WILMINGTON, Mass. — Jarome Iginla and the Boston Bruins have gotten the most out of their relationship. Enough, in fact, that it makes sense to extend that relationship beyond this year, but some bigger work must be done first.
Iginla has been wonderful in his first season with the Bruins, and there are rumblings that both sides would like to agree on an extension to his contract, which runs out after this season.
Iginla, who’ll turn 37 this summer, was asked about those reports Tuesday, after he was named the NHL’s first star for the month of March.
“It’s been a great experience for myself and my family,” he said. “I feel very fortunate to have gotten a chance to be here this year. … Hopefully everything works out. But at the same time, I know the best thing that I can do and try to keep focus on is now and enjoy this now, the run we’re on and getting ready for playoffs. That’s where the most focus is.”
The Bruins also sound willing to wait until after the season to finalize something.
“It’s something we’ll discuss after the completion of our games,” Bruins general manager Peter Chiarelli said last week on 98.5 The Sports Hub. “He’s been good for us. He’s a guy we’d like to keep.”
Iginla, who leads the Bruins with 30 goals and ranks second with 61 points, has been a big reason Boston has run away with the Atlantic Division and is challenging for the Presidents’ Trophy. The Bruins are on the short list of legitimate Stanley Cup contenders, with the playoffs right around the corner.
“I do feel fortunate to have gotten to experience that this year,” Iginla said. “I knew it was a very good team that I was joining. Playing against them, the core, the group of guys that are here, you just hope that you fit in. The guys have been great and making all of us new guys feel part of it.”

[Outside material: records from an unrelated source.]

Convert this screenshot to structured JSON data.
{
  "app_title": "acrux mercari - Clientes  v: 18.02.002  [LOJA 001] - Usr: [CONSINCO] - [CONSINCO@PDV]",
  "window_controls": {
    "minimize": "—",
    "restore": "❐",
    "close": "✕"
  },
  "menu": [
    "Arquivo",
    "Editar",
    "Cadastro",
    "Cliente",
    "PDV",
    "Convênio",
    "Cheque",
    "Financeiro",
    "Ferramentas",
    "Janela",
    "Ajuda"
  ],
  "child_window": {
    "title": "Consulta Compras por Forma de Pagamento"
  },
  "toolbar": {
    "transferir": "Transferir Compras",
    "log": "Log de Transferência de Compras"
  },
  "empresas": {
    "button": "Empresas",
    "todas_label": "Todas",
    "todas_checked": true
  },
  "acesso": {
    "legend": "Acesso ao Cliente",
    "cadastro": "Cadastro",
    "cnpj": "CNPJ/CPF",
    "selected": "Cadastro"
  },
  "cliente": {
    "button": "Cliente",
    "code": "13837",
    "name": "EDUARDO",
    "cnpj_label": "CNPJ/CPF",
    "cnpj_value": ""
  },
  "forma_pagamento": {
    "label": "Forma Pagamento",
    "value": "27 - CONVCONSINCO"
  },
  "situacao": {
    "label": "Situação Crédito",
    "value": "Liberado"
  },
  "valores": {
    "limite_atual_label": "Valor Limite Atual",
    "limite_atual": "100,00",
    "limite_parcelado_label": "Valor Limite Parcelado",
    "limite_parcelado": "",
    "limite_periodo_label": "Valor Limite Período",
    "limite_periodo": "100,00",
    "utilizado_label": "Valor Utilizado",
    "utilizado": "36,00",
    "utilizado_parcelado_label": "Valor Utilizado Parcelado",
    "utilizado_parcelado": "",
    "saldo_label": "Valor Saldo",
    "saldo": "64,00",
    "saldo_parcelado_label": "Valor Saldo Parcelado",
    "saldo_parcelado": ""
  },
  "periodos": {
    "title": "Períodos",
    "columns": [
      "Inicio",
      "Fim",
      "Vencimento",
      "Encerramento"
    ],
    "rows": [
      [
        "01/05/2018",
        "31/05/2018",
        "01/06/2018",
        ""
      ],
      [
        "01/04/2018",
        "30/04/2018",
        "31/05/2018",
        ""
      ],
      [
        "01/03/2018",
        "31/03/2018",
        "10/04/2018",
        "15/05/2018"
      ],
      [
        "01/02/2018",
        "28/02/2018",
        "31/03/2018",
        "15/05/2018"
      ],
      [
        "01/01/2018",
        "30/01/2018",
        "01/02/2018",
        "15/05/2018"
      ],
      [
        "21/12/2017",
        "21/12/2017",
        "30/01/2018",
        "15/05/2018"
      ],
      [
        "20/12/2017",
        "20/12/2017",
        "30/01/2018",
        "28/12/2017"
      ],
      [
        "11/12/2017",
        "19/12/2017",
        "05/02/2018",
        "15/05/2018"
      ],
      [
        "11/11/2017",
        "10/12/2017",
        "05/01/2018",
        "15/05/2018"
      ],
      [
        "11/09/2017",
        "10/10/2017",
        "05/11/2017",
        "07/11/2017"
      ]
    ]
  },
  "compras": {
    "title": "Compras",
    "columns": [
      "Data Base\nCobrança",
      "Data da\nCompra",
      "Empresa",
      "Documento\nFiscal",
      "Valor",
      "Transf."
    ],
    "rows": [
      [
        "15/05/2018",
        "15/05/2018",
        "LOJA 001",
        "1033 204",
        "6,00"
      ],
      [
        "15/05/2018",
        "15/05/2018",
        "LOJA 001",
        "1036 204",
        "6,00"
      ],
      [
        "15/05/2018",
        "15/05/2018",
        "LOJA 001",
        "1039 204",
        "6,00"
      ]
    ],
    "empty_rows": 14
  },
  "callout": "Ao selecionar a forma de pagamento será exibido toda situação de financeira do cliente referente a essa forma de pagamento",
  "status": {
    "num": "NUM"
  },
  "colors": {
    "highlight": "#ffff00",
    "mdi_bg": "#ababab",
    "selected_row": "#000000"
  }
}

Reaching a deal might be a little more complicated this time. Last summer, Iginla signed a team-friendly contract that came with a salary-cap hit of just $1.8 million but included incentives that reportedly would make the deal worth up to $6 million. There’s no doubt Iginla’s base guaranteed salary and cap hit would increase after such a productive season, but it seems there’s a deal to be made at some point.
That point likely is down the road — a road that Iginla hopes ends with him hoisting the Stanley Cup for the first time.